The Court ruling turned in part on the interpretation of Public Resources Code section 21083. Section 21083(c) generally states that “a project may have a ‘significant effect on the environment'” if “[t]he environmental effects of a project will cause substantial adverse effects on human beings, either directly or indirectly.” The Court rejected the argument that the statutory language was broad enough to require the analysis of how existing environmental conditions in the vicinity of a proposed project might adversely impact future residents or users, such as by causing adverse health and safety impacts. The Court opined that the statutory language of “environmental effects” does not encompass these considerations. Given the plain language of section 21083 in conjunction with other relevant CEQA provisions, the Court found the term “environmental effects” means the impacts on a project’s users or residents arising from the project’s effects on the environment, not the environment’s effects on a project.

The Court also addressed the validity of CEQA Guidelines section 15126.2(a), promulgated pursuant to section 21083, which directs agencies to consider significant environmental effects a proposed project might cause “by bringing development and people into the area affected.” The Court found most, but not all, of this Guideline consistent with section 21083. Section 15126.2(a) is valid to the extent that it requires an agency to evaluate whether a proposed project may exacerbate existing environmental hazards.
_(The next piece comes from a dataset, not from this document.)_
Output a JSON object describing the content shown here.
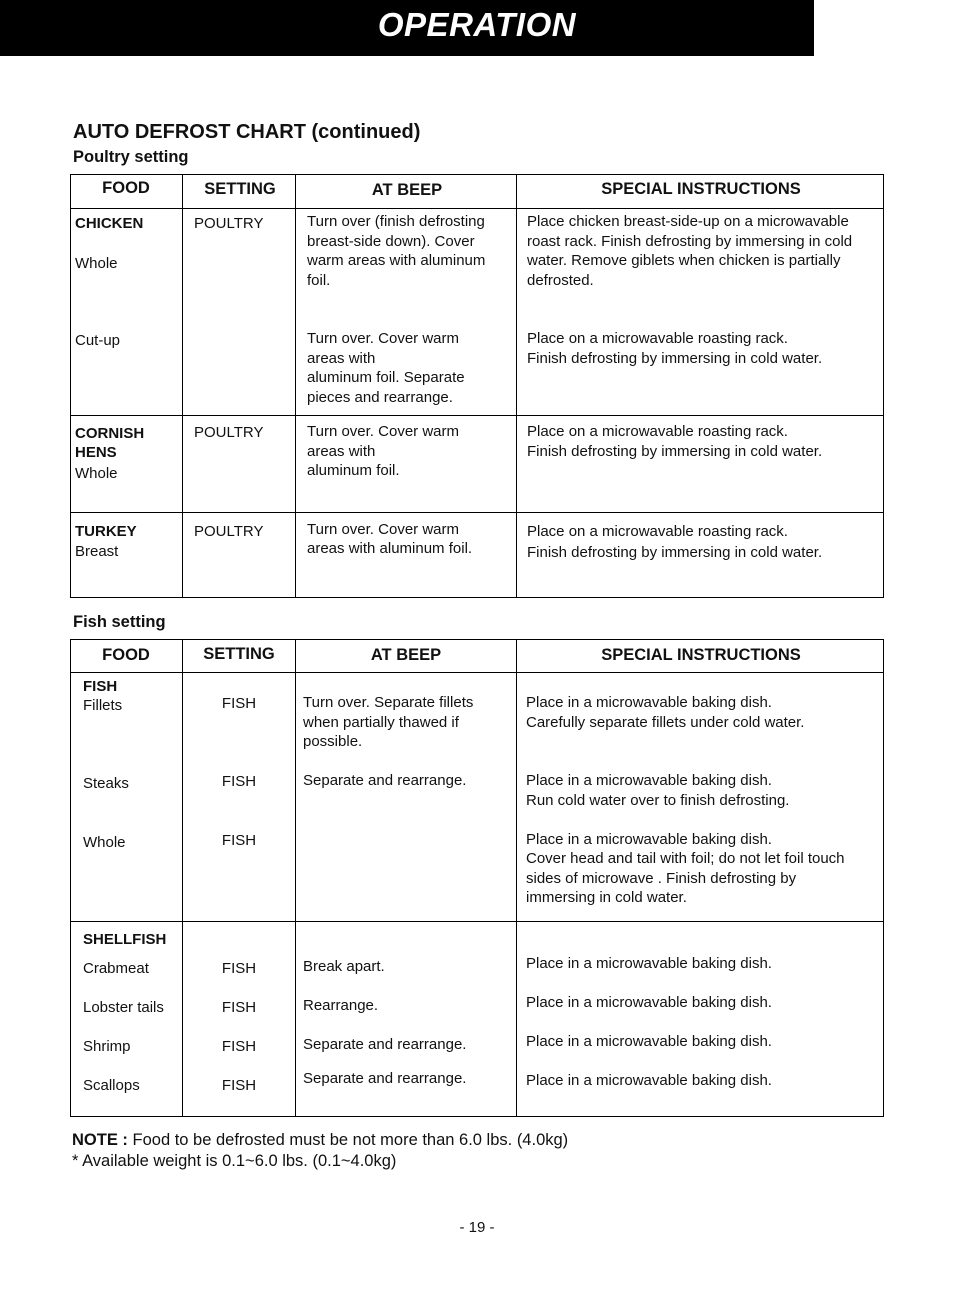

The Court reconciled sections 21083 and 15126.2(a) by stating that both sections contemplate analyzing existing conditions impacted directly by a proposed project. The Court noted that the statutory language emphasizes how the analysis of a project’s potential to exacerbate existing conditions is not an exception to, but a direct consequence of, CEQA’s core requirement that an agency evaluate a project’s impact on the environment.

However, the Court invalidated a portion of section 15126.2(a) that states: “[A]n EIR on a subdivision astride an active fault line should identify as a significant effect the seismic hazard to future occupants of the subdivision. The subdivision would have the effect of attracting people to the location and exposing them to the hazards found there.” By striking this example from the section, the Court made it clear that CEQA does not require lead agencies to analyze potential impacts from existing hazards on a proposed project where the proposed project would not exacerbate the existing hazard.
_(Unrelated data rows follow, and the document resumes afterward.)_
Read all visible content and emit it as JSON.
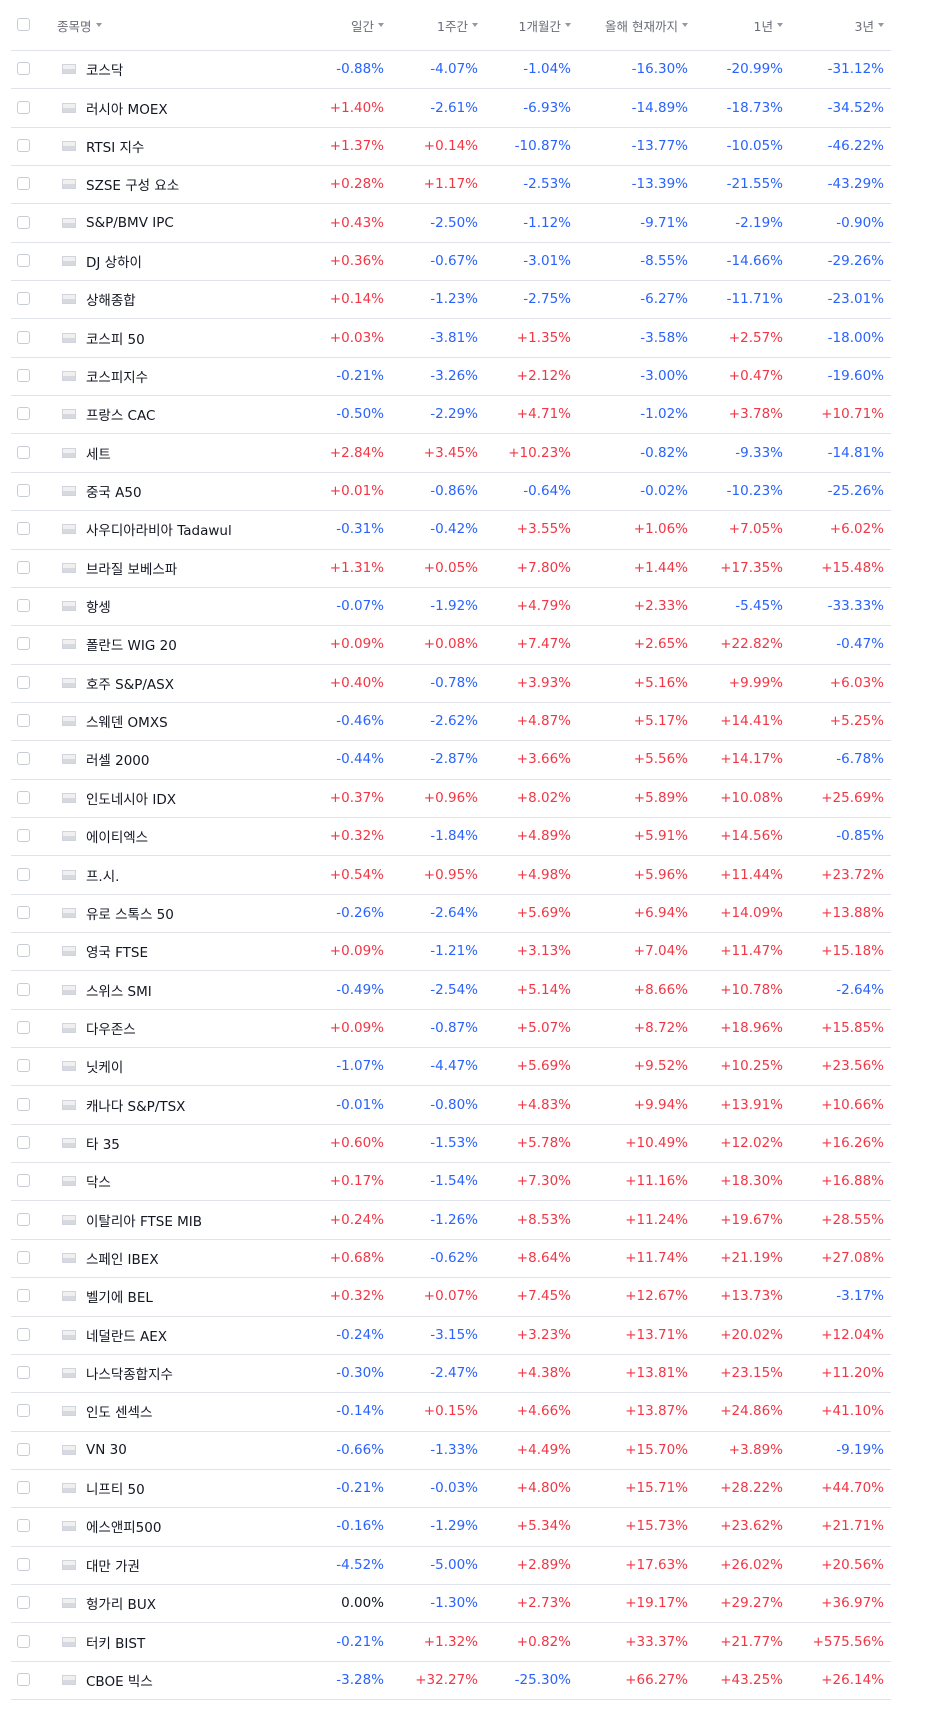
{
  "table": {
    "header": [
      "종목명",
      "일간",
      "1주간",
      "1개월간",
      "올해 현재까지",
      "1년",
      "3년"
    ],
    "rows": [
      [
        "코스닥",
        "-0.88%",
        "-4.07%",
        "-1.04%",
        "-16.30%",
        "-20.99%",
        "-31.12%"
      ],
      [
        "러시아 MOEX",
        "+1.40%",
        "-2.61%",
        "-6.93%",
        "-14.89%",
        "-18.73%",
        "-34.52%"
      ],
      [
        "RTSI 지수",
        "+1.37%",
        "+0.14%",
        "-10.87%",
        "-13.77%",
        "-10.05%",
        "-46.22%"
      ],
      [
        "SZSE 구성 요소",
        "+0.28%",
        "+1.17%",
        "-2.53%",
        "-13.39%",
        "-21.55%",
        "-43.29%"
      ],
      [
        "S&P/BMV IPC",
        "+0.43%",
        "-2.50%",
        "-1.12%",
        "-9.71%",
        "-2.19%",
        "-0.90%"
      ],
      [
        "DJ 상하이",
        "+0.36%",
        "-0.67%",
        "-3.01%",
        "-8.55%",
        "-14.66%",
        "-29.26%"
      ],
      [
        "상해종합",
        "+0.14%",
        "-1.23%",
        "-2.75%",
        "-6.27%",
        "-11.71%",
        "-23.01%"
      ],
      [
        "코스피 50",
        "+0.03%",
        "-3.81%",
        "+1.35%",
        "-3.58%",
        "+2.57%",
        "-18.00%"
      ],
      [
        "코스피지수",
        "-0.21%",
        "-3.26%",
        "+2.12%",
        "-3.00%",
        "+0.47%",
        "-19.60%"
      ],
      [
        "프랑스 CAC",
        "-0.50%",
        "-2.29%",
        "+4.71%",
        "-1.02%",
        "+3.78%",
        "+10.71%"
      ],
      [
        "세트",
        "+2.84%",
        "+3.45%",
        "+10.23%",
        "-0.82%",
        "-9.33%",
        "-14.81%"
      ],
      [
        "중국 A50",
        "+0.01%",
        "-0.86%",
        "-0.64%",
        "-0.02%",
        "-10.23%",
        "-25.26%"
      ],
      [
        "사우디아라비아 Tadawul",
        "-0.31%",
        "-0.42%",
        "+3.55%",
        "+1.06%",
        "+7.05%",
        "+6.02%"
      ],
      [
        "브라질 보베스파",
        "+1.31%",
        "+0.05%",
        "+7.80%",
        "+1.44%",
        "+17.35%",
        "+15.48%"
      ],
      [
        "항셍",
        "-0.07%",
        "-1.92%",
        "+4.79%",
        "+2.33%",
        "-5.45%",
        "-33.33%"
      ],
      [
        "폴란드 WIG 20",
        "+0.09%",
        "+0.08%",
        "+7.47%",
        "+2.65%",
        "+22.82%",
        "-0.47%"
      ],
      [
        "호주 S&P/ASX",
        "+0.40%",
        "-0.78%",
        "+3.93%",
        "+5.16%",
        "+9.99%",
        "+6.03%"
      ],
      [
        "스웨덴 OMXS",
        "-0.46%",
        "-2.62%",
        "+4.87%",
        "+5.17%",
        "+14.41%",
        "+5.25%"
      ],
      [
        "러셀 2000",
        "-0.44%",
        "-2.87%",
        "+3.66%",
        "+5.56%",
        "+14.17%",
        "-6.78%"
      ],
      [
        "인도네시아 IDX",
        "+0.37%",
        "+0.96%",
        "+8.02%",
        "+5.89%",
        "+10.08%",
        "+25.69%"
      ],
      [
        "에이티엑스",
        "+0.32%",
        "-1.84%",
        "+4.89%",
        "+5.91%",
        "+14.56%",
        "-0.85%"
      ],
      [
        "프.시.",
        "+0.54%",
        "+0.95%",
        "+4.98%",
        "+5.96%",
        "+11.44%",
        "+23.72%"
      ],
      [
        "유로 스톡스 50",
        "-0.26%",
        "-2.64%",
        "+5.69%",
        "+6.94%",
        "+14.09%",
        "+13.88%"
      ],
      [
        "영국 FTSE",
        "+0.09%",
        "-1.21%",
        "+3.13%",
        "+7.04%",
        "+11.47%",
        "+15.18%"
      ],
      [
        "스위스 SMI",
        "-0.49%",
        "-2.54%",
        "+5.14%",
        "+8.66%",
        "+10.78%",
        "-2.64%"
      ],
      [
        "다우존스",
        "+0.09%",
        "-0.87%",
        "+5.07%",
        "+8.72%",
        "+18.96%",
        "+15.85%"
      ],
      [
        "닛케이",
        "-1.07%",
        "-4.47%",
        "+5.69%",
        "+9.52%",
        "+10.25%",
        "+23.56%"
      ],
      [
        "캐나다 S&P/TSX",
        "-0.01%",
        "-0.80%",
        "+4.83%",
        "+9.94%",
        "+13.91%",
        "+10.66%"
      ],
      [
        "타 35",
        "+0.60%",
        "-1.53%",
        "+5.78%",
        "+10.49%",
        "+12.02%",
        "+16.26%"
      ],
      [
        "닥스",
        "+0.17%",
        "-1.54%",
        "+7.30%",
        "+11.16%",
        "+18.30%",
        "+16.88%"
      ],
      [
        "이탈리아 FTSE MIB",
        "+0.24%",
        "-1.26%",
        "+8.53%",
        "+11.24%",
        "+19.67%",
        "+28.55%"
      ],
      [
        "스페인 IBEX",
        "+0.68%",
        "-0.62%",
        "+8.64%",
        "+11.74%",
        "+21.19%",
        "+27.08%"
      ],
      [
        "벨기에 BEL",
        "+0.32%",
        "+0.07%",
        "+7.45%",
        "+12.67%",
        "+13.73%",
        "-3.17%"
      ],
      [
        "네덜란드 AEX",
        "-0.24%",
        "-3.15%",
        "+3.23%",
        "+13.71%",
        "+20.02%",
        "+12.04%"
      ],
      [
        "나스닥종합지수",
        "-0.30%",
        "-2.47%",
        "+4.38%",
        "+13.81%",
        "+23.15%",
        "+11.20%"
      ],
      [
        "인도 센섹스",
        "-0.14%",
        "+0.15%",
        "+4.66%",
        "+13.87%",
        "+24.86%",
        "+41.10%"
      ],
      [
        "VN 30",
        "-0.66%",
        "-1.33%",
        "+4.49%",
        "+15.70%",
        "+3.89%",
        "-9.19%"
      ],
      [
        "니프티 50",
        "-0.21%",
        "-0.03%",
        "+4.80%",
        "+15.71%",
        "+28.22%",
        "+44.70%"
      ],
      [
        "에스앤피500",
        "-0.16%",
        "-1.29%",
        "+5.34%",
        "+15.73%",
        "+23.62%",
        "+21.71%"
      ],
      [
        "대만 가권",
        "-4.52%",
        "-5.00%",
        "+2.89%",
        "+17.63%",
        "+26.02%",
        "+20.56%"
      ],
      [
        "헝가리 BUX",
        "0.00%",
        "-1.30%",
        "+2.73%",
        "+19.17%",
        "+29.27%",
        "+36.97%"
      ],
      [
        "터키 BIST",
        "-0.21%",
        "+1.32%",
        "+0.82%",
        "+33.37%",
        "+21.77%",
        "+575.56%"
      ],
      [
        "CBOE 빅스",
        "-3.28%",
        "+32.27%",
        "-25.30%",
        "+66.27%",
        "+43.25%",
        "+26.14%"
      ]
    ]
  }
}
The Court also ruled that a “CEQA-In-Reverse” analysis is required by certain specific provisions of CEQA. An evaluation of the effects of existing hazards on future users of a proposed project is required under CEQA when the proposed project: is located adjacent to an airport (§ 21096); involves the purchase of a school site or the construction of a new elementary or secondary school (§ 21151.8); or involves certain types of housing development projects (§§ 21159.21, subds. (f), (h); 21159.22, subds. (a), (b)(3); 21159.23, subd. (a)(2)(A); 21159.24, subds. (a)(1), (3); 21155.1, subds. (a)(4), (6)).

For CEQA practitioners, the implication of this Decision is that CEQA requires an analysis of the existing environment on a project when (1) the proposed project exacerbates impacts from existing environmental hazards; or (2) specifically required by statutory language. If a project exacerbates existing environmental hazards, then CEQA requires the analysis and mitigation of those impacts on a project’s future users or residents. The Decision does not create a black and white rule on whether CEQA requires the analysis of the impact on a project from sea level rise and flooding due to climate change or toxic air contaminants from adjacent roadways. Instead, the resolution will turn on the factual determination of whether the proposed project would exacerbate these existing environmental conditions.